(9a) Silica-Chitosan Nanocomposite for pH-Responsive, Stomach-Targeted Delivery of Therapeutics

It has already been confirmed that mucoadhesive drug delivery carriers, referred to as the Adhesive Micromatrix System, can adhere to the stomach wall in rats, thereby, remaining longer in the gastrointestinal (GI) tract. In recent years, chitosan and its derivatives have been widely assessed for the controlled release, or the delivery, of various drugs. Besides being biocompatible and biodegradable, chitosan offers advantages in drug delivery because of its permeation enhancement, mucoadhesiveness, and ability for sustained drug release. Illum et. al. reported that chitosan solutions, even at a low concentration (0.5%), are highly effective at increasing the adsorption of insulin across nasal mucosa in rats and sheep. It was suggested that the enhancement mechanism was a combination of bioadhesion and transient widening of the tight junction in a membrane. We intend to develop a chitosan drug delivery system that adheres to stomach mucosurface and delivers antibiotics closer to sites infected by H Pylori. However, due to its high solubility in acid, a composite form of chitosan is needed to prolong the residence and delivery time in stomach. The goal of this project is to develop a composite drug delivery system made by entrapping chitosan polymer with silica network. We demonstrated a process that an in-situ gelation of surface modified silica networks in the presence of chitosan created an interpenetrating network of silica and chitosan macromolecules. Silica gel is very stable in acid. The tight entanglement structure in a silica-chitosan composite could significantly retard chitosan’s leaching under acidic environment. Therefore, in the gastric environment, this composite would control the drug release rate more effectively than bare chitosan. 

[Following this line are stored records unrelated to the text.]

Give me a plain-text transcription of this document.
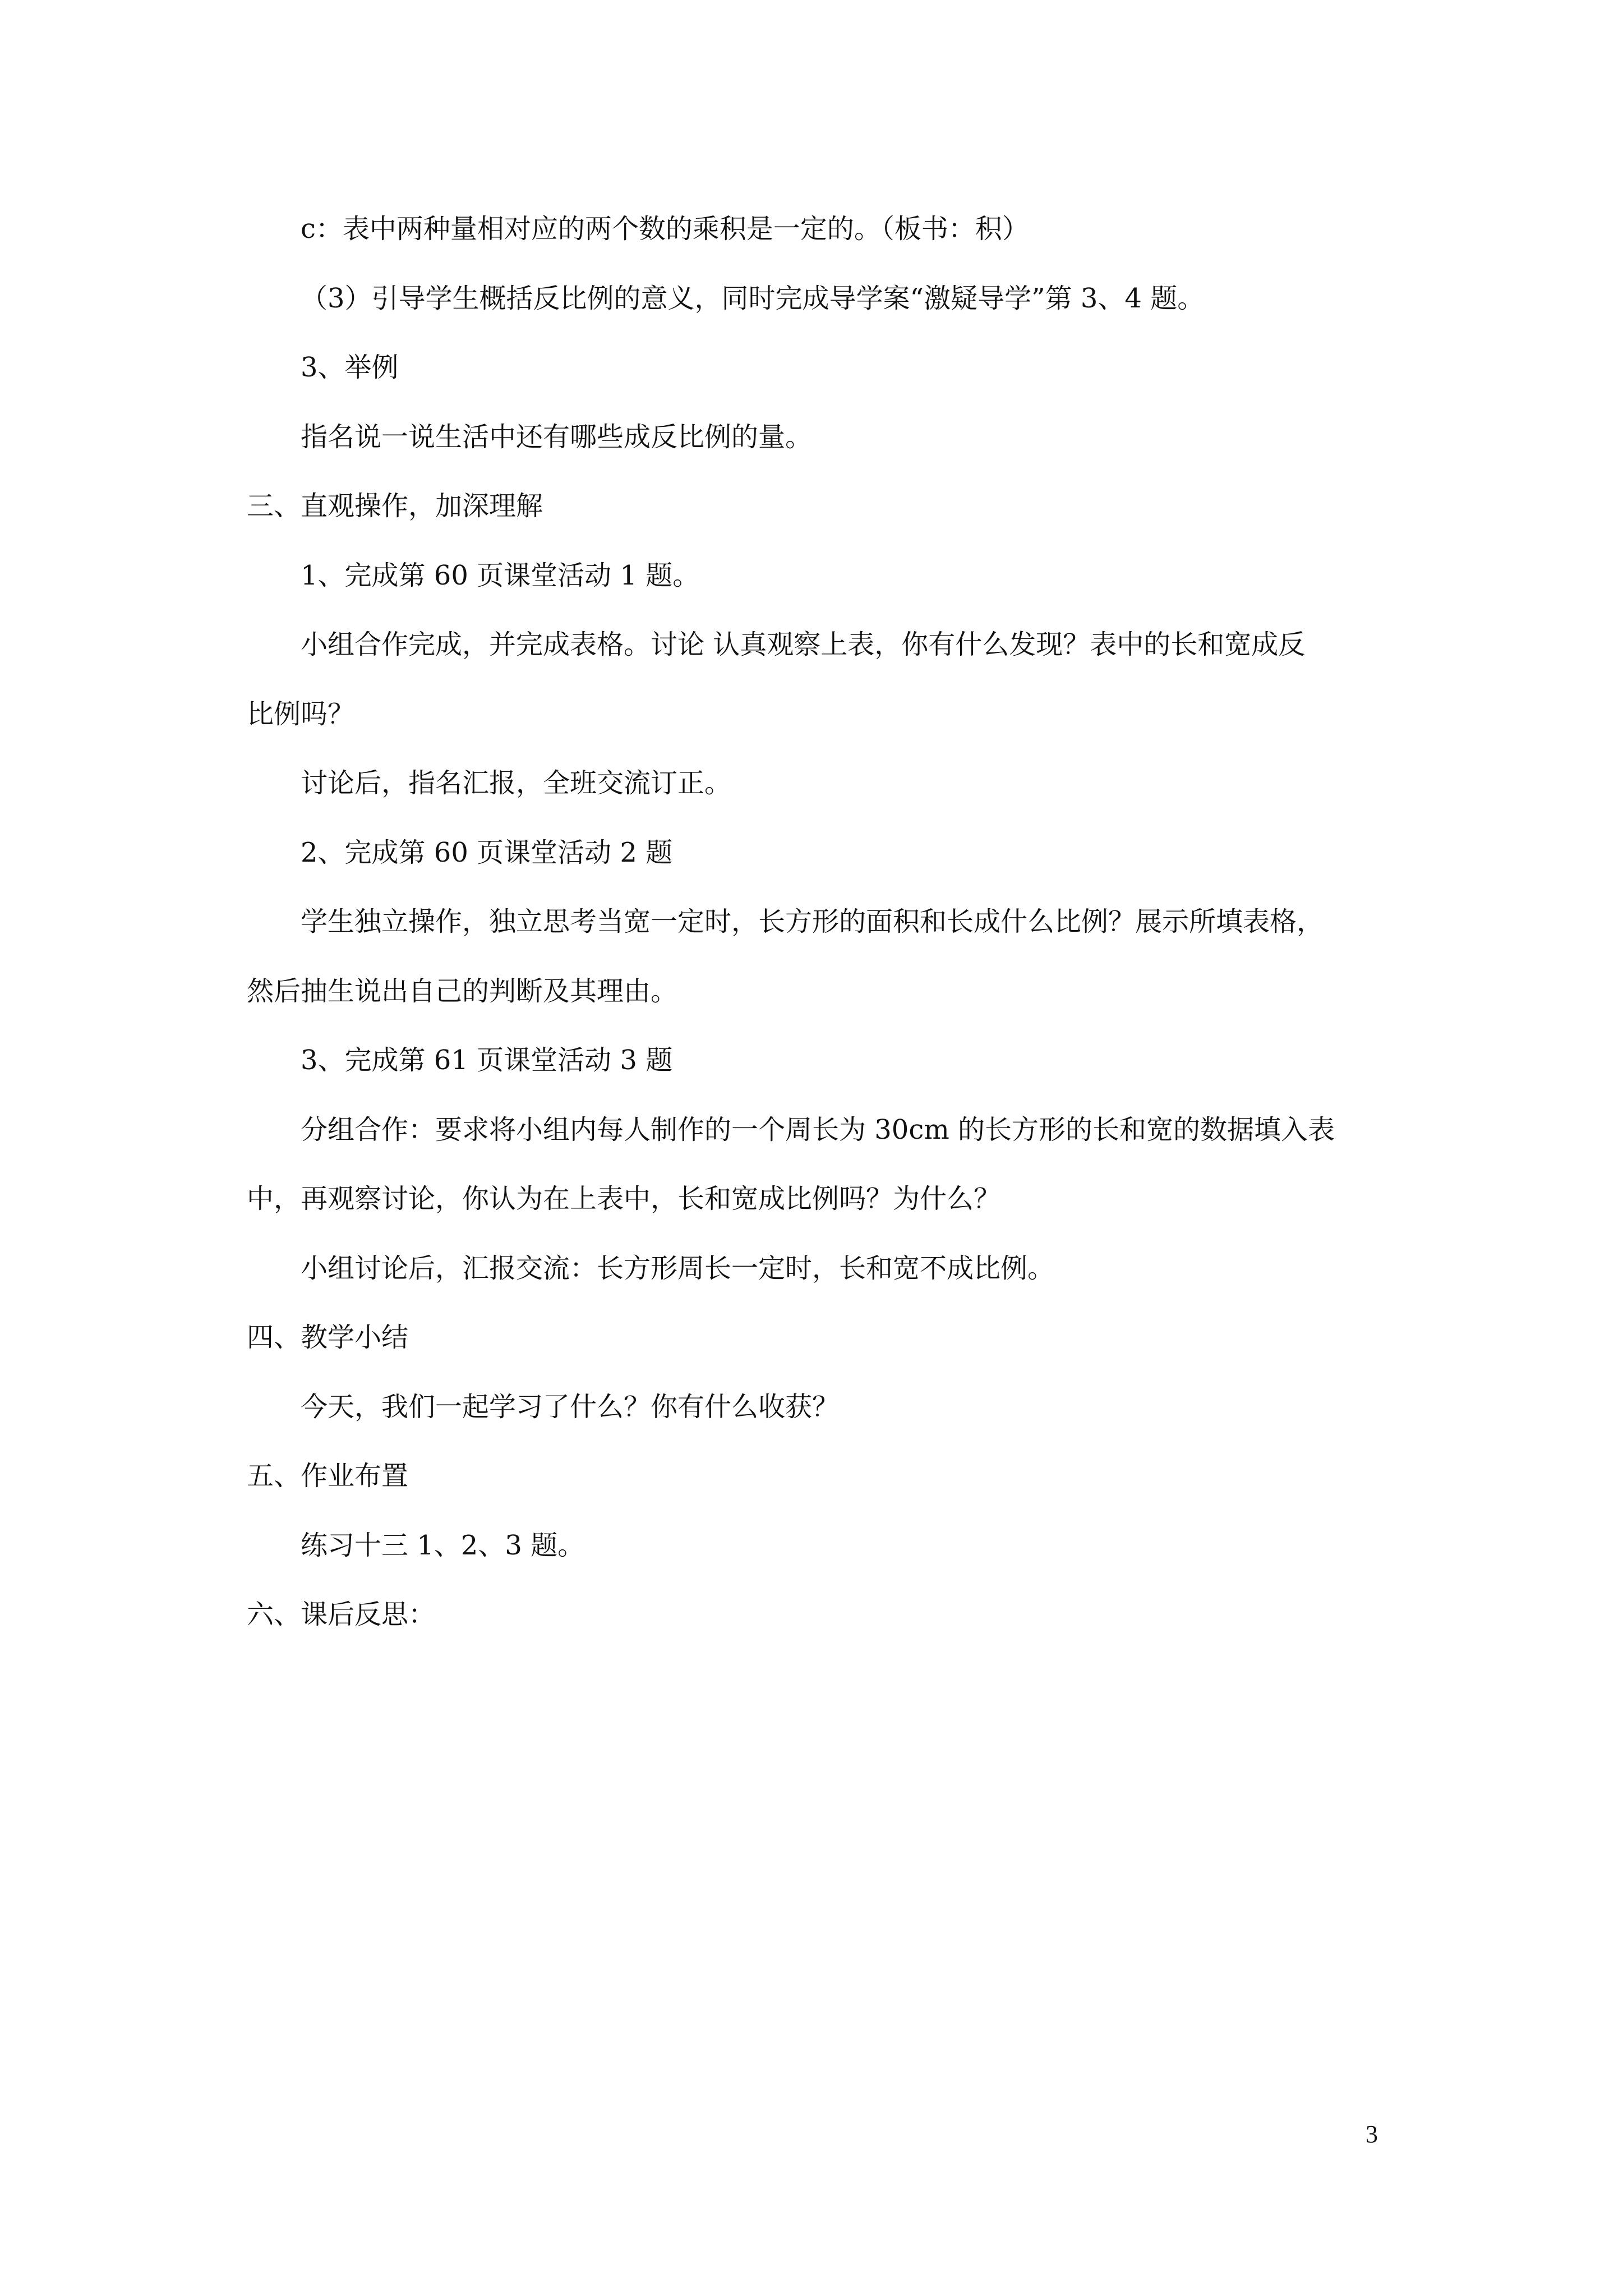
c：表中两种量相对应的两个数的乘积是一定的。（板书：积）
（3）引导学生概括反比例的意义，同时完成导学案“激疑导学”第 3、4 题。
3、举例
指名说一说生活中还有哪些成反比例的量。
三、直观操作，加深理解
1、完成第 60 页课堂活动 1 题。
小组合作完成，并完成表格。讨论 认真观察上表，你有什么发现？表中的长和宽成反
比例吗？
讨论后，指名汇报，全班交流订正。
2、完成第 60 页课堂活动 2 题
学生独立操作，独立思考当宽一定时，长方形的面积和长成什么比例？展示所填表格，
然后抽生说出自己的判断及其理由。
3、完成第 61 页课堂活动 3 题
分组合作：要求将小组内每人制作的一个周长为 30cm 的长方形的长和宽的数据填入表
中，再观察讨论，你认为在上表中，长和宽成比例吗？为什么？
小组讨论后，汇报交流：长方形周长一定时，长和宽不成比例。
四、教学小结
今天，我们一起学习了什么？你有什么收获？
五、作业布置
练习十三 1、2、3 题。
六、课后反思：
3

In this study, amoxicillin, a small antibiotic drug, was selected to demonstrate the feasibility of using a silica-chitosan nanocomposite as a delivery device in the gastric cavity. The treatment efficacy could be substantially enhanced by the muco-adhesiveness of the silica-chitosan composite. Consequently, the aim of this study was to investigate the effect of the novel chitosan/silica nanocomposite compared with chitosan sponges on the mucosal adsorption of a model drug, amoxicillin, in vitro.